Lithuanian Ministry of Justice seeks to remove the requirement to adopt the law on gender reassignment from the Civil Code

Lithuanian Ministry of Justice seeks to remove the requirement to adopt the law on gender reassignment from the Civil Code
Lithuanian Minister of Justice Juozas Bernatonis has suggested deleting from the Civil Code the requirement to envisage gender reassignment procedure by law. On 26 March 2013 the Parliament approved the relevant amendment for deliberation. It will now go to parliamentary committees.
Under the amendment, the Civil Code should contain the provision that „an unmarried adult person has the right to change his sex medically“, but should no longer stipulate that conditions and procedures of gender reassignment should be regulated by a separate law.
The Minister of Justice Juozas Bernatonis, who presented the draft amendment before the Parliament, said this would implement the judgment of the European Court of Human Rights (ECtHR) in L. v.
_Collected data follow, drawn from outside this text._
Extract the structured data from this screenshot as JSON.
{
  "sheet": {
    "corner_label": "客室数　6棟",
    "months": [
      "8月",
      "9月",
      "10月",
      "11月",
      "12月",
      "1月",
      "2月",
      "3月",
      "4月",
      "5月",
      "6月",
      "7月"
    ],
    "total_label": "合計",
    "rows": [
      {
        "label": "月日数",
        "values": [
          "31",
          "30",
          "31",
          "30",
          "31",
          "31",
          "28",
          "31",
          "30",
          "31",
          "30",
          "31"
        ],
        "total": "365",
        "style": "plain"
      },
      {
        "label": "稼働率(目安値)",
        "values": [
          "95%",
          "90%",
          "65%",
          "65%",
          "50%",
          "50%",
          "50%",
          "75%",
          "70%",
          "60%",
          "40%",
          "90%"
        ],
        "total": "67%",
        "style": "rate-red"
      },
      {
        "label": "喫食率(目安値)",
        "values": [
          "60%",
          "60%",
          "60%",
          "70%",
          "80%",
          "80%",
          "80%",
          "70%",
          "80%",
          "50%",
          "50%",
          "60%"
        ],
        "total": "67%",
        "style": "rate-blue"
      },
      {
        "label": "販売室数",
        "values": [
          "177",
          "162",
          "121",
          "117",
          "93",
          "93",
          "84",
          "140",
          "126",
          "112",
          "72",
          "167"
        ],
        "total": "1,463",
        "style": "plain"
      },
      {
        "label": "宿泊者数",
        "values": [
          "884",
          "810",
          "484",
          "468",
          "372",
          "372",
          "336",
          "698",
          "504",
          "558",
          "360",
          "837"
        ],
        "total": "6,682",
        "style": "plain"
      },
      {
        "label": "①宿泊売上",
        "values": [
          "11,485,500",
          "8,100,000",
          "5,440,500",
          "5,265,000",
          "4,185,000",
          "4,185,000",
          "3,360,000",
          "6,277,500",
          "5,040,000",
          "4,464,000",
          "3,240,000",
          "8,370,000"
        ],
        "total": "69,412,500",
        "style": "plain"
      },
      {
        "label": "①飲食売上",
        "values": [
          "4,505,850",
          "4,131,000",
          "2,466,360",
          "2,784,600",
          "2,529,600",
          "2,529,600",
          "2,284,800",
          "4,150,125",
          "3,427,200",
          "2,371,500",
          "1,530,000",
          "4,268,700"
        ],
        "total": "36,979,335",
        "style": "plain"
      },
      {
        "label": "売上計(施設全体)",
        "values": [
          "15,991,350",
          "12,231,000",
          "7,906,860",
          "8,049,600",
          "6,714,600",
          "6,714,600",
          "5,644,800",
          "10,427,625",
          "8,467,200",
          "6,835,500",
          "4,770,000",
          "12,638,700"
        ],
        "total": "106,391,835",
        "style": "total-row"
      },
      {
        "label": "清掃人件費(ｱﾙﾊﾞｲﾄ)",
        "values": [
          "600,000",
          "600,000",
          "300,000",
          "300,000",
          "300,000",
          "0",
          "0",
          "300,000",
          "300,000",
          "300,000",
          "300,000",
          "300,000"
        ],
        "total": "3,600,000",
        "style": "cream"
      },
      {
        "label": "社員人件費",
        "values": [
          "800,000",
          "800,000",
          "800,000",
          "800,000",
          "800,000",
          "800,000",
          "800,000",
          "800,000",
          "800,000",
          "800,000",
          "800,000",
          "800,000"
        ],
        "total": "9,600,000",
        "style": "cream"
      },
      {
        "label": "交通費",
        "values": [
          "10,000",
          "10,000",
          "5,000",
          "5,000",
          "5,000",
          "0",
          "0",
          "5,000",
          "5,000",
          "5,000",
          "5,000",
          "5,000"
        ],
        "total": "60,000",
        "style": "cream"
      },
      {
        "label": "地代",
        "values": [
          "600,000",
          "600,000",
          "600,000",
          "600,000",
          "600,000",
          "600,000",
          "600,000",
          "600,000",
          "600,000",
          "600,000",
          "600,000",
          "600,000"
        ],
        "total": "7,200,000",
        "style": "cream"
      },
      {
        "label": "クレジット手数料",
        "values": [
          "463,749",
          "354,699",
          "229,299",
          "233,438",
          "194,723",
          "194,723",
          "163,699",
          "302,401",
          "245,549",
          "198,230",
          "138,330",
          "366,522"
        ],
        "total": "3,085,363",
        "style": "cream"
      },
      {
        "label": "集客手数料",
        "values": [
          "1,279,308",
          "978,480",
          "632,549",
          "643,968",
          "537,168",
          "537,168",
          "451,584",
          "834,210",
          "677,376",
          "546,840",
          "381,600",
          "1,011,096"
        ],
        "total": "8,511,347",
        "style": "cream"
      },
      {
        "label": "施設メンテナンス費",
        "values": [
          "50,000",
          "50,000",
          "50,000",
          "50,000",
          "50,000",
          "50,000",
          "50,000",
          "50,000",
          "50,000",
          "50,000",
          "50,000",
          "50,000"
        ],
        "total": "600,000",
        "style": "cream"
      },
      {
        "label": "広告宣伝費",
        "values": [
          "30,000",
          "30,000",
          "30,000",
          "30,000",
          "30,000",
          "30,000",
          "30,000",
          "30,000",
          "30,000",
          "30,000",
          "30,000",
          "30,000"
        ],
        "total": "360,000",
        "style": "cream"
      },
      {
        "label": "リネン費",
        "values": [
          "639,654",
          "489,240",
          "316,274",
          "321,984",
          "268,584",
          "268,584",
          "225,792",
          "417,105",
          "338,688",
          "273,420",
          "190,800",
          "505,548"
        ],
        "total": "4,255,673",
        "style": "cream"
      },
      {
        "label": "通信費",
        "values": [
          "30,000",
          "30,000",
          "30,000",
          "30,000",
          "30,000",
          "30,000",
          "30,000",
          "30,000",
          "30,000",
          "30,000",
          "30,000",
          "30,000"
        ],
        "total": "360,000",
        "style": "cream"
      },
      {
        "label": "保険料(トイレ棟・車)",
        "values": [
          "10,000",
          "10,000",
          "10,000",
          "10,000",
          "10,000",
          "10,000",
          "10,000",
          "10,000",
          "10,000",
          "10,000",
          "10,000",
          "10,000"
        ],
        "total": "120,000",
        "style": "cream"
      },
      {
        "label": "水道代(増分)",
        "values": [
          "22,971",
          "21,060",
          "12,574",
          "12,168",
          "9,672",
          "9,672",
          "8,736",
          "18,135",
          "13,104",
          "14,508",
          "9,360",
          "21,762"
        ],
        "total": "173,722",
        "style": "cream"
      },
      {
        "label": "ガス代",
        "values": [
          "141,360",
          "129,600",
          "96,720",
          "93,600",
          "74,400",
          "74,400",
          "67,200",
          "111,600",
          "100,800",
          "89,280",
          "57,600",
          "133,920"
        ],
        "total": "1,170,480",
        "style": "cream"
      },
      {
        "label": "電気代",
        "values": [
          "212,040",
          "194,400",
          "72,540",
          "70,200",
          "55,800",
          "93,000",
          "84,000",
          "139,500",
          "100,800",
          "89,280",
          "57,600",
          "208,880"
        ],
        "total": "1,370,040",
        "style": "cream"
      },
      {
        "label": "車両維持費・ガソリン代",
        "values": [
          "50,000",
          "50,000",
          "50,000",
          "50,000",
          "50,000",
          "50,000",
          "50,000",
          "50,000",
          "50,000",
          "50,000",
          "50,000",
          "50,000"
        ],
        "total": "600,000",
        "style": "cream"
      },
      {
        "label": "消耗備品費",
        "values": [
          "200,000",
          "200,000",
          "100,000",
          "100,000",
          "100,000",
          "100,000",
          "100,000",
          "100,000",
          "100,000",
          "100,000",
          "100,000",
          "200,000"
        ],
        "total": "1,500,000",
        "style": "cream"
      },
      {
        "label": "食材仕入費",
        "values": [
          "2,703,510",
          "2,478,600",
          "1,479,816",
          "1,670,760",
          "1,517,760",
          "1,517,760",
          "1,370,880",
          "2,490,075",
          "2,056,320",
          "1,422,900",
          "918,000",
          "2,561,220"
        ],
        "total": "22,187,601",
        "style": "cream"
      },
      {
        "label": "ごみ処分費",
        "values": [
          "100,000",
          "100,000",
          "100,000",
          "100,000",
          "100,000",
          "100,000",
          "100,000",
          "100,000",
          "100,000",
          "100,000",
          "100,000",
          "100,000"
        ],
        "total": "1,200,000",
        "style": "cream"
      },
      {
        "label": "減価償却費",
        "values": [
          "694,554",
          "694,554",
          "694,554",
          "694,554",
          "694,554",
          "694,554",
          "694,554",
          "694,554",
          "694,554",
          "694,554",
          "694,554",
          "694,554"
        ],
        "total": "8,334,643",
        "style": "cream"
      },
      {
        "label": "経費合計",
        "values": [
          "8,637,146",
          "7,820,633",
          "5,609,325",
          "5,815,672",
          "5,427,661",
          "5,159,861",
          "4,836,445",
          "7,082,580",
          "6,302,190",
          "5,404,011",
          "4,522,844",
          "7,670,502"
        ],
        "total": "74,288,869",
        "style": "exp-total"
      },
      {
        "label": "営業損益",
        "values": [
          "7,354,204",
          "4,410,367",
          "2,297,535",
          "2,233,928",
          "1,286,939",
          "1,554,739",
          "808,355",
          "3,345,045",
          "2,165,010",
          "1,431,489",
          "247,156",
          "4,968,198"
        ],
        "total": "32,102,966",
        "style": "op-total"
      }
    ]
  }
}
Lithuania case, which put Lithuania under the obligation of adopting the Law on Gender Reassignment and pay compensation for the applicant. Lithuania has been lacking political will for the law.
LGL is of a position that the proposed legal solution is contrary to the requirement in the above indicated judgment to adopt general measures with the view of preventing violations similar to those found by the Court. The removal of the requirement to envisage gender reassignment conditions and procedures by law from the Civil Code would not only violate the principle of legal certainty, but would also place transsexual individuals in the legal limbo, thus fully blocking the possibilities of establishing a quick, transparent and accessible gender reassignment procedure in Lithuania.